If you live inside a Norman Rockwell painting or a Frank Capra movie, then perhaps everyone you interact with knows you by sight and can vouch for your identity. But in the real world, we tote around all sorts of digitally encoded data to verify that we’re entitled to carry out our daily business: the magstripes on our credit cards, the bar codes on movie and sports tickets, the RFID chips in the access cards and key fobs for offices and apartment buildings. Now Cambridge startup iCache wants to simplify things, storing all that data into one credit-card-sized gizmo called, logically enough, the iCache.
The device is part wallet, part Swiss Army knife. It stores personal data in encrypted form on internal microchips, and retrieves that information on demand in whatever format is needed. Want to charge dinner to your AmEx card? Choose that account from the menu on the device’s LCD display, and the card number will be temporarily recorded on the mag-stripe of a plastic card that slides out of the device. Downloaded an electronic dog-food coupon on your PC last night? Just call it up on the display and hand it to the pet store cashier, who can wave it over her barcode scanner.
But the catch in the i-Cache, excuse the pun, is that only the person who owns the data can retrieve it: the device won’t cough up a byte of data until it verifies the owner’s identity via a built-in fingreprint scanner. This supertight security, coupled with the device’s Jack-of-all-trades abilities, could mean an end to bulky wallets and purses, not to mention concerns about loss and theft. If your credentials are stored on an iCache, you don’t have to call dozens of credit card companies and other agencies to get all your old cards canceled and new ones issued. Just call iCache (or, more likely, your bank, since the devices will be distributed first to the platinum customers of big financial institutions), and a new device can be programmed and shipped overnight.
iCache CEO Jon Ramaci, a former member of the manufacturing and technical group at database giant Oracle, says the idea for the iCache device came from working with Oracle customers and watching where information flows—and jams up—in the electronic economy. Says Ramaci, “Every part of the economic flow, from the factory to the warehouse to the point of sale, is digitized today with the exception of the consumer, who is walking around with what amounts to a pocket full of insecure floppy disks—really, a 40- or 50-year-old technology.”
The fingerprint scanner is only the first layer of technology protecting personal data stored on the iCache from potential hackers and identity thieves. Data packets aren’t passed anywhere, even between the device’s subcomponents, unless a secure “header” based on the owner’s fingerprint scan is verified first. Components on the device can’t be replaced or tampered with, since they won’t talk to each other at all unless their signatures identify them as the same components the device was “born with” when it was manufactured. And though the card’s data is backed up on remote Web servers, it’s broken up into parts that can only be reconstituted on the device itself. The device far exceeds the security standards issued by Mastercard and other financial giants, Ramaci says. “A good two years’ worth of engineering went into this.”
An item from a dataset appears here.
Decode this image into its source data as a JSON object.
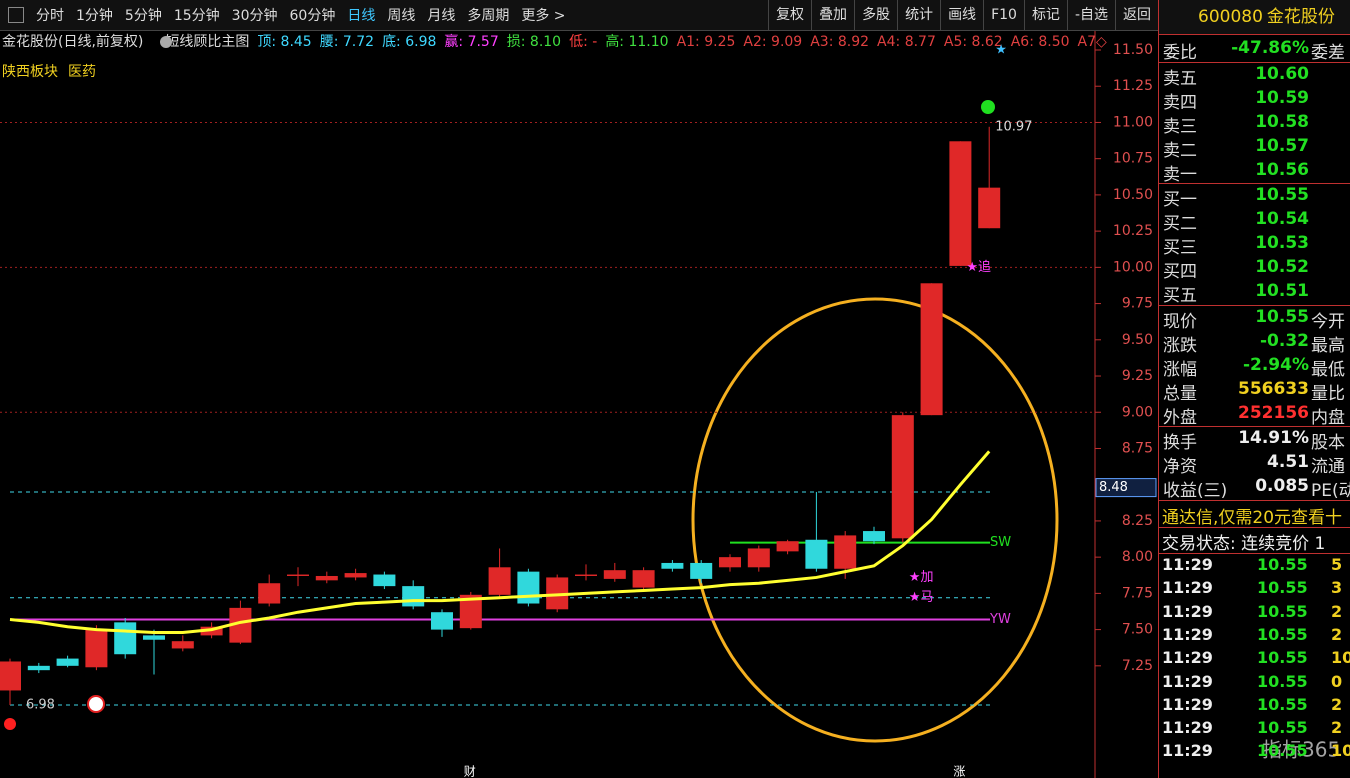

A “major, major” bank whose name Ramaci says he is not yet at liberty to disclose just completed consumer tests of the iCache in Los Angeles and Chicago. Some 86 percent of users viewed the devices favorably, he says—a very high number in a market where a 20 percent rating is enough to get some products get launched.
Ramaci says that his company, which is backed by angel investors and is in the midst of Series A negotiations with venture capital firms, will announce distribution partnerships with banks and other organizations in early November. The first iCache devices could go out to these companies’ customers as early as the second quarter of 2008. “We’ve talked with many financial institutions, and one, they’re all looking for ways to create stickiness and deeper, more meaningful relationships with their customers,” he says. “Two, they’re looking to prevent a lot of the fraud that goes on now. We are leveraging that.”
ICache devices won’t be available for purchase, at least initially. So there are, apparently, some things money can’t buy. But Ramaci says he recognizes that certain early adopters—perhaps the same people who paid an extra $200 to get an Apple iPhone two months before everyone else (the author included)—will want their own iCaches to flash. “We are not ruling out a direct-to-consumer model,” he says. “We hope to have that by late 2008.”